If you have continuous writes, you might also encounter a WAL issue where the checkpoint doesn’t flush the .wal file data in the main database file. This can make your .wal file grow very large. The solution is WAL2 mode. However, it’s still experimental, and you’ll have to compile your version of SQLite to enable it.
5. Gotcha: Transactions
Transactions in SQLite are serializable, but for web applications, read committed is usually good enough and the default for many frameworks (Django included). You can choose your transaction isolation level in PostgreSQL and MySQL but are stuck with serializable in SQLite.
SQLite implements serializable transactions by using read or read-write locks. With WAL mode, you can have multiple read transactions but only one read-write transaction at a time. Read transactions can run concurrently even when a read-write lock is in place. This means that as long as you are only reading inside a transaction, you won’t have problems with high concurrency, but you’ll run into throughput issues when you have multiple write transactions. There is a BEGIN CONCURRENT
mode in development that should improve this, but it’s only available as an experimental branch. The only way to improve throughput problems with write transactions is to ensure your write transactions are as short as possible.

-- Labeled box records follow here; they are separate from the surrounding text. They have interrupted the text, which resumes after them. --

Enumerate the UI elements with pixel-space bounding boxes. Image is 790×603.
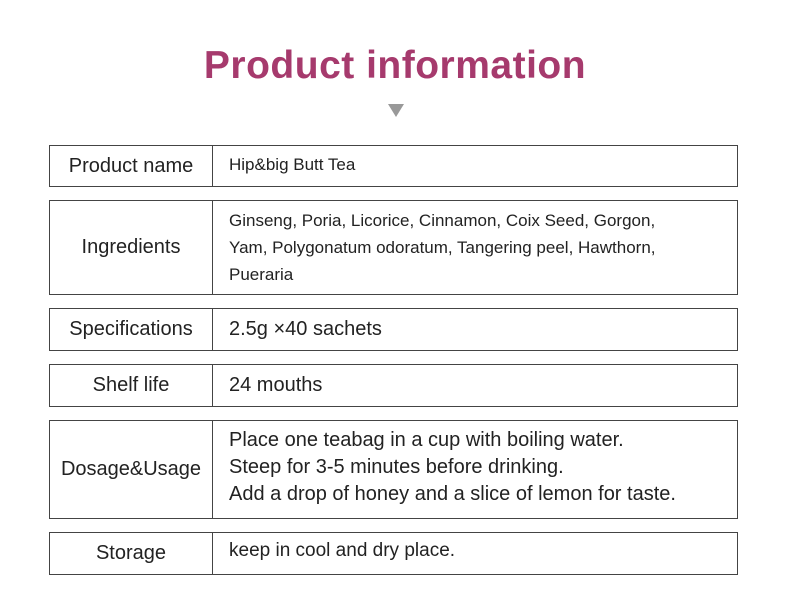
row-label: Ingredients: [50, 201, 213, 294]
row-value: Ginseng, Poria, Licorice, Cinnamon, Coix…: [213, 201, 737, 294]
row-label: Shelf life: [50, 365, 213, 406]
value-line: Ginseng, Poria, Licorice, Cinnamon, Coix…: [229, 211, 656, 230]
value-line: 24 mouths: [229, 374, 323, 396]
row-value: 24 mouths: [213, 365, 737, 406]
page-title: Product information: [203, 44, 587, 87]
row-value: Hip&big Butt Tea: [213, 146, 737, 186]
value-line: Place one teabag in a cup with boiling w…: [229, 429, 624, 451]
value-line: Yam, Polygonatum odoratum, Tangering pee…: [229, 238, 656, 257]
row-label: Specifications: [50, 309, 213, 350]
value-line: Steep for 3-5 minutes before drinking.: [229, 456, 564, 478]
row-value: 2.5g ×40 sachets: [213, 309, 737, 350]
row-value: keep in cool and dry place.: [213, 533, 737, 574]
triangle-down-icon: [388, 104, 404, 117]
row-value: Place one teabag in a cup with boiling w…: [213, 421, 737, 518]
row-label: Product name: [50, 146, 213, 186]
value-line: Hip&big Butt Tea: [229, 154, 356, 174]
value-line: 2.5g ×40 sachets: [229, 318, 382, 340]
row-ingredients: Ingredients Ginseng, Poria, Licorice, Ci…: [49, 200, 738, 295]
row-label: Dosage&Usage: [50, 421, 213, 518]
value-line: keep in cool and dry place.: [229, 540, 456, 561]
value-line: Add a drop of honey and a slice of lemon…: [229, 483, 676, 505]
value-line: Pueraria: [229, 265, 294, 284]
row-label: Storage: [50, 533, 213, 574]
row-dosage-usage: Dosage&Usage Place one teabag in a cup w…: [49, 420, 738, 519]
row-product-name: Product name Hip&big Butt Tea: [49, 145, 738, 187]
row-specifications: Specifications 2.5g ×40 sachets: [49, 308, 738, 351]
row-shelf-life: Shelf life 24 mouths: [49, 364, 738, 407]
row-storage: Storage keep in cool and dry place.: [49, 532, 738, 575]
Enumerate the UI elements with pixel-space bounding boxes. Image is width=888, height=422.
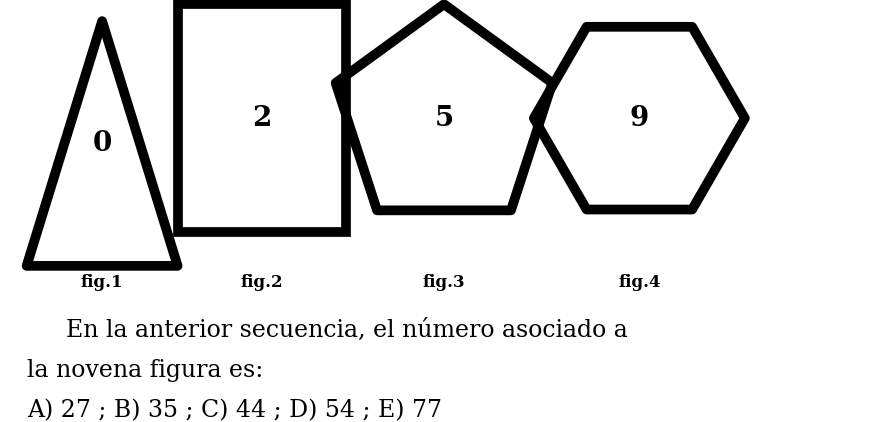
Text: 9: 9 (630, 105, 649, 132)
Text: 5: 5 (434, 105, 454, 132)
Text: 0: 0 (92, 130, 112, 157)
Text: fig.3: fig.3 (423, 274, 465, 291)
Text: 2: 2 (252, 105, 272, 132)
Text: fig.4: fig.4 (618, 274, 661, 291)
Text: fig.2: fig.2 (241, 274, 283, 291)
Text: En la anterior secuencia, el número asociado a: En la anterior secuencia, el número asoc… (36, 319, 627, 342)
Text: la novena figura es:: la novena figura es: (27, 359, 263, 382)
Text: fig.1: fig.1 (81, 274, 123, 291)
Text: A) 27 ; B) 35 ; C) 44 ; D) 54 ; E) 77: A) 27 ; B) 35 ; C) 44 ; D) 54 ; E) 77 (27, 399, 441, 422)
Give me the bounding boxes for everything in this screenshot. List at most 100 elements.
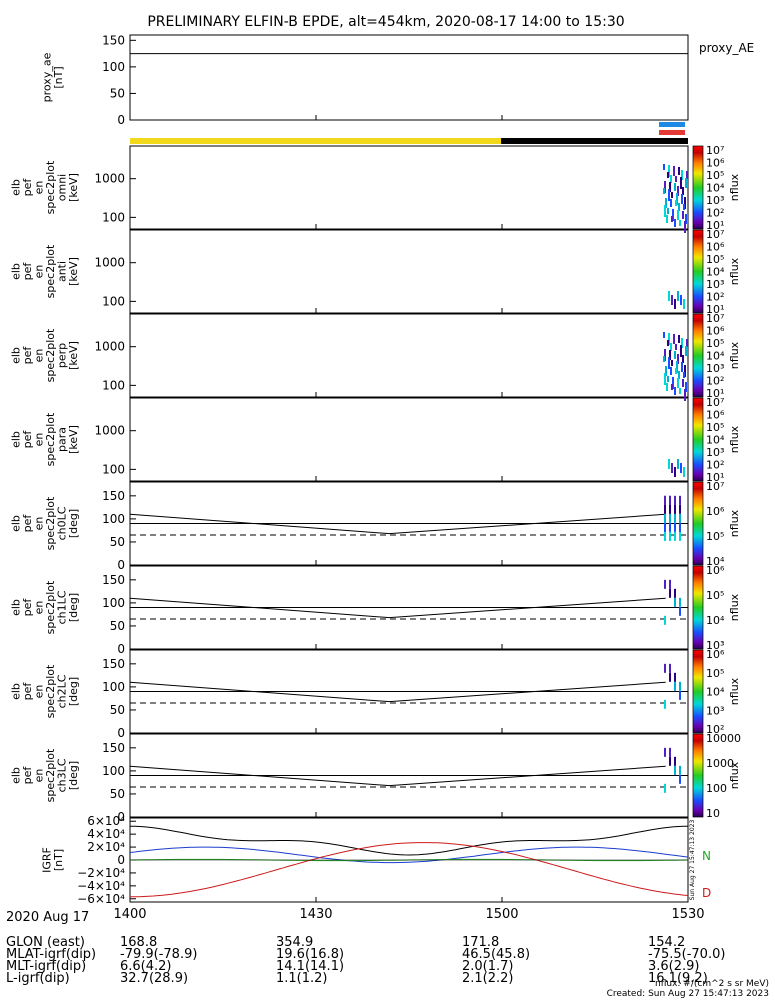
pitch-7-pixel xyxy=(664,663,666,673)
panel-8-tick-label: 150 xyxy=(102,741,125,755)
pitch-8-pixel xyxy=(679,765,681,775)
colorbar-3-tick: 10⁴ xyxy=(706,350,725,363)
colorbar-3-tick: 10³ xyxy=(706,362,724,375)
red-status-bar xyxy=(659,130,685,135)
panel-0-tick-label: 150 xyxy=(102,33,125,47)
panel-5-ylabel: pef xyxy=(21,514,34,533)
colorbar-2 xyxy=(692,229,704,314)
colorbar-2-tick: 10¹ xyxy=(706,303,724,316)
pitch-6-pixel xyxy=(664,579,666,589)
spectrogram-4-pixel xyxy=(680,463,682,473)
panel-1-tick-label: 100 xyxy=(102,210,125,224)
colorbar-1-tick: 10⁷ xyxy=(706,144,724,157)
pitch-5-pixel xyxy=(674,504,676,514)
colorbar-1-tick: 10³ xyxy=(706,194,724,207)
ephemeris-value: 6.6(4.2) xyxy=(120,959,172,974)
spectrogram-1-pixel xyxy=(684,197,686,209)
panel-7-ylabel: pef xyxy=(21,682,34,701)
spectrogram-3-pixel xyxy=(669,350,671,360)
spectrogram-3-pixel xyxy=(667,340,669,346)
ephemeris-value: 14.1(14.1) xyxy=(276,959,345,974)
panel-9-tick-label: 4×10⁴ xyxy=(87,827,125,841)
spectrogram-1-pixel xyxy=(682,211,684,219)
panel-0-tick-label: 50 xyxy=(110,86,125,100)
colorbar-8-tick: 100 xyxy=(706,782,727,795)
colorbar-4-tick: 10⁵ xyxy=(706,421,724,434)
panel-8-ylabel: en xyxy=(32,769,45,783)
proxy-ae-legend: proxy_AE xyxy=(699,41,754,55)
panel-9-tick-label: −6×10⁴ xyxy=(77,892,125,906)
spectrogram-1-pixel xyxy=(666,215,668,223)
pitch-5-pixel xyxy=(679,522,681,532)
panel-4-ylabel: para xyxy=(55,427,68,452)
colorbar-5-tick: 10⁴ xyxy=(706,555,725,568)
spectrogram-2-pixel xyxy=(677,291,679,301)
colorbar-1-tick: 10⁵ xyxy=(706,169,724,182)
spectrogram-3-pixel xyxy=(682,355,684,363)
panel-6-tick-label: 50 xyxy=(110,619,125,633)
colorbar-1-tick: 10² xyxy=(706,207,724,220)
panel-4-ylabel: pef xyxy=(21,430,34,449)
panel-9-ylabel: [nT] xyxy=(52,849,65,871)
pitch-5-pixel xyxy=(674,495,676,505)
spectrogram-1-pixel xyxy=(663,164,665,170)
pitch-5-pixel xyxy=(669,531,671,541)
panel-9-tick-label: −4×10⁴ xyxy=(77,879,125,893)
panel-frame-1 xyxy=(129,145,689,230)
ephemeris-value: -79.9(-78.9) xyxy=(120,947,198,962)
colorbar-7-tick: 10³ xyxy=(706,704,724,717)
colorbar-6-tick: 10⁶ xyxy=(706,564,725,577)
panel-3-ylabel: [keV] xyxy=(67,341,80,370)
panel-4-ylabel: elb xyxy=(9,431,22,448)
panel-8-ylabel: elb xyxy=(9,767,22,784)
pitch-6-pixel xyxy=(664,615,666,625)
spectrogram-3-pixel xyxy=(663,332,665,338)
loss-cone-line-8 xyxy=(129,765,666,787)
pitch-5-pixel xyxy=(674,522,676,532)
igrf-d-curve xyxy=(130,842,689,898)
igrf-legend-d: D xyxy=(702,886,711,900)
colorbar-4-tick: 10⁷ xyxy=(706,396,724,409)
panel-0-ylabel: [nT] xyxy=(52,66,65,88)
pitch-5-pixel xyxy=(664,495,666,505)
spectrogram-3-pixel xyxy=(666,383,668,391)
units-note: nflux: #/(cm^2 s sr MeV) xyxy=(655,979,769,989)
spectrogram-3-pixel xyxy=(671,384,673,390)
spectrogram-1-pixel xyxy=(686,171,688,179)
colorbar-2-label: nflux xyxy=(728,257,741,285)
colorbar-8-label: nflux xyxy=(728,761,741,789)
pitch-8-pixel xyxy=(669,756,671,766)
colorbar-8-tick: 1000 xyxy=(706,757,734,770)
pitch-6-pixel xyxy=(674,597,676,607)
spectrogram-1-pixel xyxy=(673,166,675,176)
spectrogram-2-pixel xyxy=(680,295,682,305)
pitch-8-pixel xyxy=(664,747,666,757)
spectrogram-2-pixel xyxy=(671,295,673,305)
spectrogram-1-pixel xyxy=(672,209,674,221)
colorbar-5-label: nflux xyxy=(728,509,741,537)
panel-3-ylabel: spec2plot xyxy=(44,328,57,382)
panel-frame-4 xyxy=(129,397,689,482)
igrf-n-curve xyxy=(129,846,689,864)
panel-2-ylabel: en xyxy=(32,265,45,279)
spectrogram-3-pixel xyxy=(664,373,666,385)
panel-5-tick-label: 150 xyxy=(102,489,125,503)
pitch-5-pixel xyxy=(679,513,681,523)
spectrogram-1-pixel xyxy=(685,178,687,188)
spectrogram-1-pixel xyxy=(668,189,670,201)
panel-6-ylabel: ch1LC xyxy=(55,590,68,624)
colorbar-5-tick: 10⁷ xyxy=(706,480,724,493)
spectrogram-1-pixel xyxy=(680,177,682,189)
panel-4-tick-label: 100 xyxy=(102,462,125,476)
spectrogram-2-pixel xyxy=(683,299,685,309)
panel-6-tick-label: 150 xyxy=(102,573,125,587)
panel-0-tick-label: 100 xyxy=(102,60,125,74)
colorbar-7-label: nflux xyxy=(728,677,741,705)
colorbar-3-tick: 10² xyxy=(706,375,724,388)
colorbar-6-tick: 10³ xyxy=(706,639,724,652)
pitch-7-pixel xyxy=(669,663,671,673)
panel-9-tick-label: −2×10⁴ xyxy=(77,866,125,880)
spectrogram-1-pixel xyxy=(683,204,685,210)
colorbar-1 xyxy=(692,145,704,230)
panel-7-ylabel: [deg] xyxy=(67,677,80,706)
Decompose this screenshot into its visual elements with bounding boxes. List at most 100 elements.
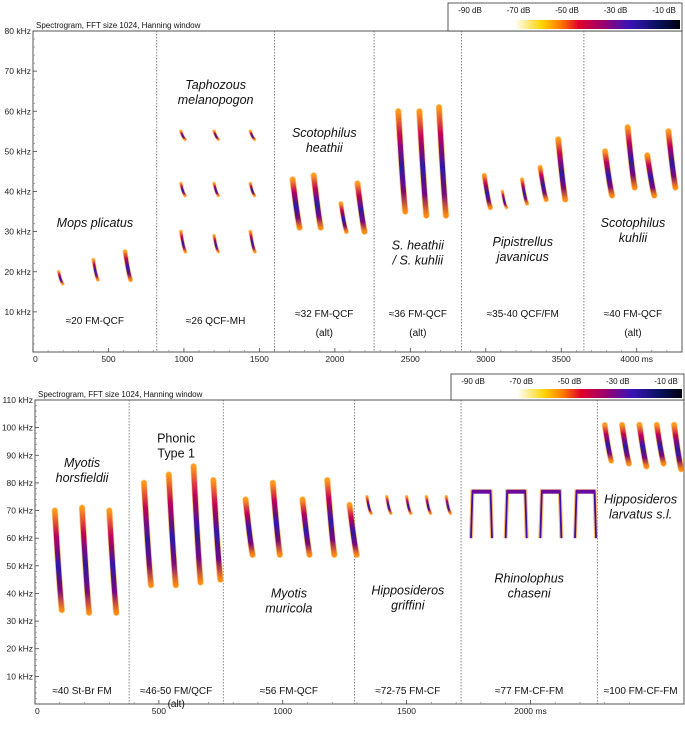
call-mark bbox=[365, 495, 373, 515]
y-tick-label: 60 kHz bbox=[5, 106, 31, 116]
call-mark bbox=[416, 108, 429, 219]
call-mark bbox=[179, 130, 187, 141]
spectrogram-bottom: Spectrogram, FFT size 1024, Hanning wind… bbox=[2, 373, 685, 716]
db-color-legend: -90 dB -70 dB -50 dB -30 dB -10 dB bbox=[447, 2, 683, 32]
call-type-label: ≈72-75 FM-CF bbox=[375, 686, 440, 697]
call-mark bbox=[249, 230, 257, 253]
species-label: Hipposideros bbox=[371, 584, 444, 598]
x-tick-label: 1000 bbox=[174, 354, 193, 364]
species-label: heathii bbox=[306, 141, 344, 155]
call-type-label: ≈36 FM-QCF bbox=[389, 309, 447, 320]
y-tick-label: 70 kHz bbox=[7, 506, 33, 516]
legend-label: -90 dB bbox=[458, 6, 482, 15]
legend-colorbar bbox=[453, 389, 682, 398]
species-label: Mops plicatus bbox=[57, 216, 133, 230]
species-label: javanicus bbox=[495, 250, 549, 264]
y-tick-label: 100 kHz bbox=[2, 423, 33, 433]
call-mark bbox=[482, 173, 493, 210]
species-label: Pipistrellus bbox=[493, 235, 553, 249]
legend-label: -70 dB bbox=[509, 377, 533, 386]
call-mark bbox=[538, 165, 549, 202]
call-mark bbox=[644, 152, 657, 199]
call-mark bbox=[501, 190, 508, 209]
y-tick-label: 50 kHz bbox=[7, 561, 33, 571]
species-label: Scotophilus bbox=[292, 126, 357, 140]
x-tick-label: 2000 ms bbox=[514, 706, 547, 716]
y-tick-label: 50 kHz bbox=[5, 146, 31, 156]
species-label: Phonic bbox=[157, 432, 195, 446]
legend-label: -70 dB bbox=[507, 6, 531, 15]
call-mark bbox=[179, 182, 187, 197]
call-mark bbox=[625, 124, 638, 190]
call-mark bbox=[576, 489, 596, 494]
species-panel: Mops plicatus ≈20 FM-QCF bbox=[57, 216, 133, 327]
species-label: chaseni bbox=[508, 586, 552, 600]
y-tick-label: 20 kHz bbox=[7, 644, 33, 654]
call-mark bbox=[213, 130, 220, 141]
species-label: Myotis bbox=[64, 456, 100, 470]
call-type-label: (alt) bbox=[409, 328, 426, 339]
y-tick-label: 10 kHz bbox=[7, 671, 33, 681]
call-mark bbox=[671, 422, 684, 472]
call-mark bbox=[123, 249, 133, 282]
species-label: Rhinolophus bbox=[494, 571, 564, 585]
call-mark bbox=[355, 180, 367, 235]
legend-label: -10 dB bbox=[652, 6, 676, 15]
call-mark bbox=[445, 495, 452, 515]
y-tick-label: 20 kHz bbox=[5, 267, 31, 277]
call-mark bbox=[471, 489, 492, 494]
call-mark bbox=[654, 422, 667, 466]
call-type-label: ≈35-40 QCF/FM bbox=[487, 309, 559, 320]
species-label: kuhlii bbox=[619, 231, 649, 245]
x-tick-label: 0 bbox=[33, 354, 38, 364]
call-mark bbox=[436, 104, 449, 219]
species-label: muricola bbox=[265, 602, 312, 616]
call-mark bbox=[243, 496, 256, 558]
x-tick-label: 4000 ms bbox=[620, 354, 653, 364]
call-mark bbox=[79, 505, 92, 616]
y-tick-label: 30 kHz bbox=[5, 227, 31, 237]
call-mark bbox=[665, 128, 678, 190]
y-tick-label: 10 kHz bbox=[5, 307, 31, 317]
y-tick-label: 60 kHz bbox=[7, 533, 33, 543]
call-mark bbox=[506, 489, 526, 494]
call-type-label: (alt) bbox=[624, 328, 641, 339]
chart-title: Spectrogram, FFT size 1024, Hanning wind… bbox=[38, 390, 203, 399]
call-mark bbox=[520, 177, 529, 206]
call-mark bbox=[347, 502, 360, 558]
legend-label: -10 dB bbox=[654, 377, 678, 386]
call-mark bbox=[249, 182, 256, 197]
x-tick-label: 500 bbox=[101, 354, 115, 364]
species-label: griffini bbox=[391, 599, 426, 613]
y-tick-label: 40 kHz bbox=[5, 187, 31, 197]
call-mark bbox=[405, 495, 412, 515]
call-mark bbox=[636, 422, 649, 469]
y-tick-label: 90 kHz bbox=[7, 450, 33, 460]
call-mark bbox=[619, 422, 632, 466]
call-mark bbox=[166, 472, 179, 588]
call-mark bbox=[395, 108, 408, 215]
species-label: Myotis bbox=[271, 587, 307, 601]
call-mark bbox=[425, 495, 432, 515]
spectrogram-top: Spectrogram, FFT size 1024, Hanning wind… bbox=[5, 2, 683, 364]
legend-label: -50 dB bbox=[555, 6, 579, 15]
call-mark bbox=[311, 172, 324, 231]
species-label: melanopogon bbox=[178, 93, 254, 107]
call-mark bbox=[92, 258, 100, 282]
species-label: Hipposideros bbox=[604, 492, 677, 506]
species-label: larvatus s.l. bbox=[609, 507, 672, 521]
call-mark bbox=[213, 234, 220, 253]
x-tick-label: 3000 bbox=[476, 354, 495, 364]
call-mark bbox=[210, 477, 223, 583]
species-panel: S. heathii/ S. kuhlii ≈36 FM-QCF (alt) bbox=[389, 103, 450, 339]
call-type-label: ≈56 FM-QCF bbox=[260, 686, 318, 697]
call-mark bbox=[290, 176, 303, 231]
legend-label: -30 dB bbox=[606, 377, 630, 386]
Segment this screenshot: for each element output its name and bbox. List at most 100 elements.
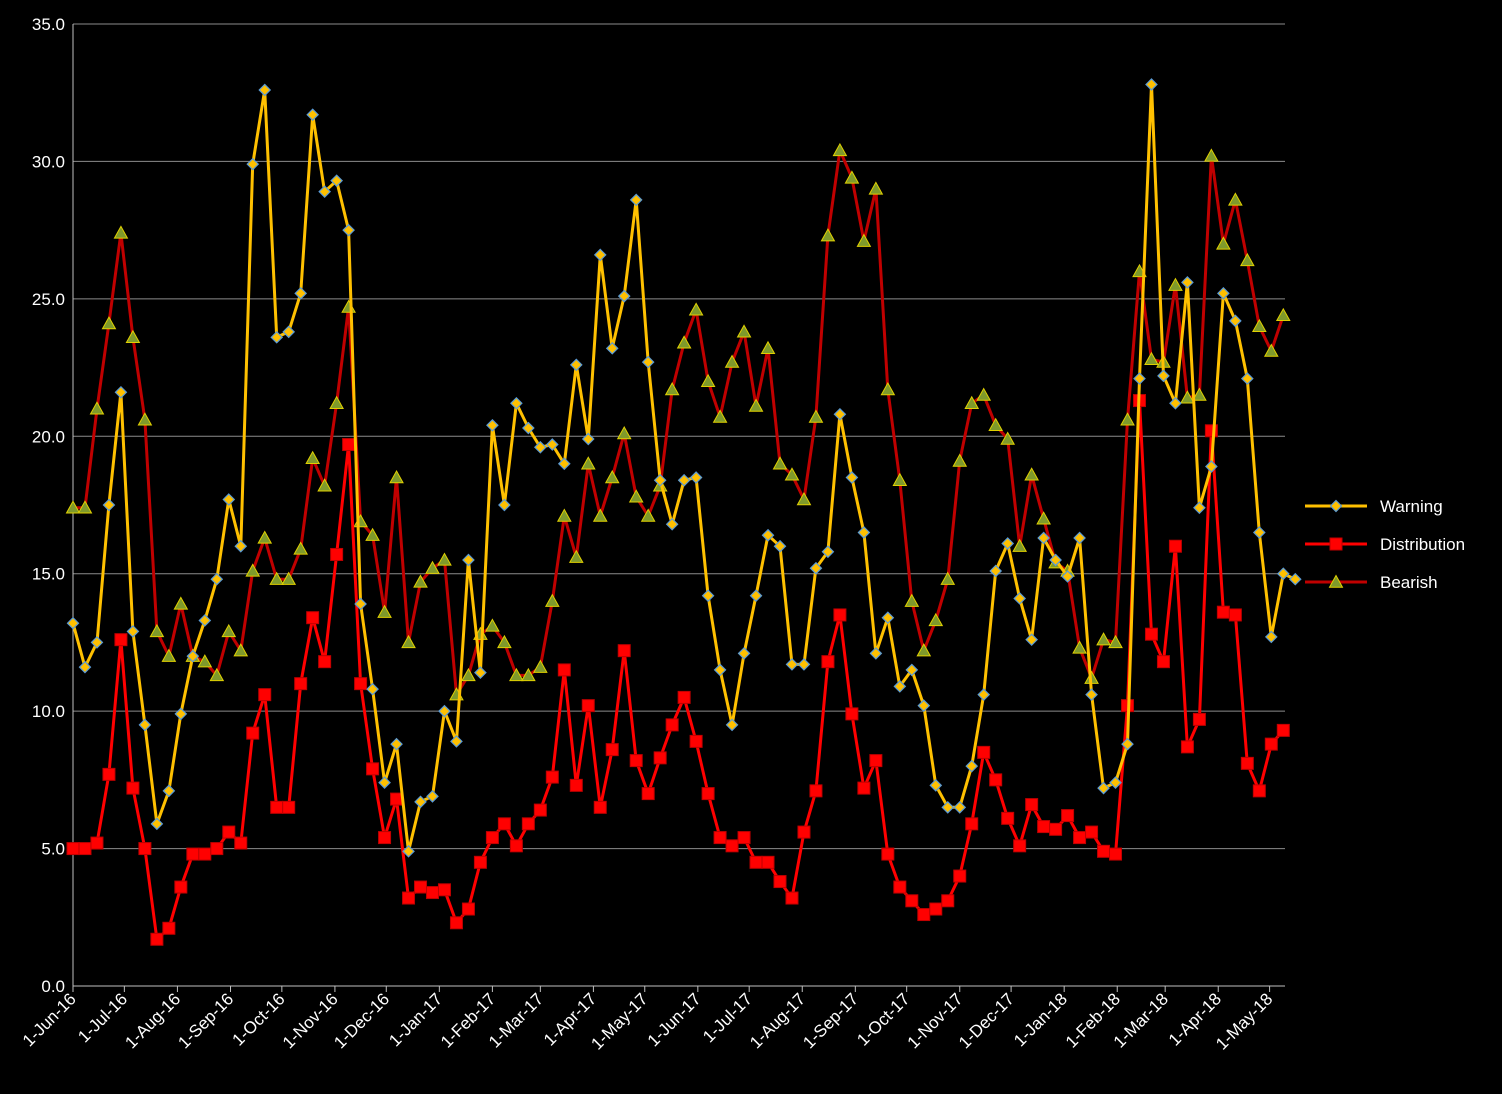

DHH himself mentioned this issue in an interview and had to optimize the transaction code in Rails to improve throughput. While transactions should be as short as possible in any application, this is even more critical in SQLite, so keep it in mind.
When working with transactions in a web application context, you should only start a transaction when you need to write something. This will simulate the read committed behavior that web frameworks default to. When you start a write transaction, always use BEGIN IMMEDIATE
instead of a regular BEGIN.
This is because a read transaction cannot be upgraded to a write transaction, so you’ll see database is locked errors not retrying until the BUSY_TIMEOUT
runs out. I’ve written a separate blog on Database is Locked errors, where I cover this in more detail.
6. Gotcha: Backups
You might be tempted to copy/paste the SQLite file to create a backup, but this is a bad idea as it can corrupt the backup file. Instead, you should always use the VACUUM INTO
command to create a full backup.
For online backups, you must use a third-party tool like LiteStream to copy changes to an S3 bucket every few seconds. libSQL also provides great backup options, including S3.
If you need higher durability guarantees, there are projects that implement raft-based consensus in SQLite (rqlite, dqlite). Postgres and MySQL provide more replication options like synchronous replication, so achieving these guarantees is more straightforward than in SQLite.
7. Gotcha: Migrations
SQLite has limited support for the ALTER TABLE statement, which relational schema migration tools rely upon. Only adding and dropping columns and renaming tables are supported. This can make your database migrations more complicated. See the Alembic guide on SQLite to see some of the challenges.
Simon Willison’s sqlite-utils include a solution for this problem. Read more about it in the transforming a table section in the docs.
Conclusion
The main benefit that you are getting with SQLite is lower operational complexity. If you want to get your application running on a single machine and forget about it there is no better choice.
Psst: I have also talked about my experience of using SQLite at DjangoCon Europe 2024 here’s the 🎥 video. As soon as you need multiple machines, have a write-heavy workload, or long-running transactions, SQLite becomes less appealing, and you are better off using a more traditional database like MySQL or Postgres. However, most web applications can run on a single machine, have read-heavy workloads, and can avoid long running transactions. For these, SQlite can be the perfect choice!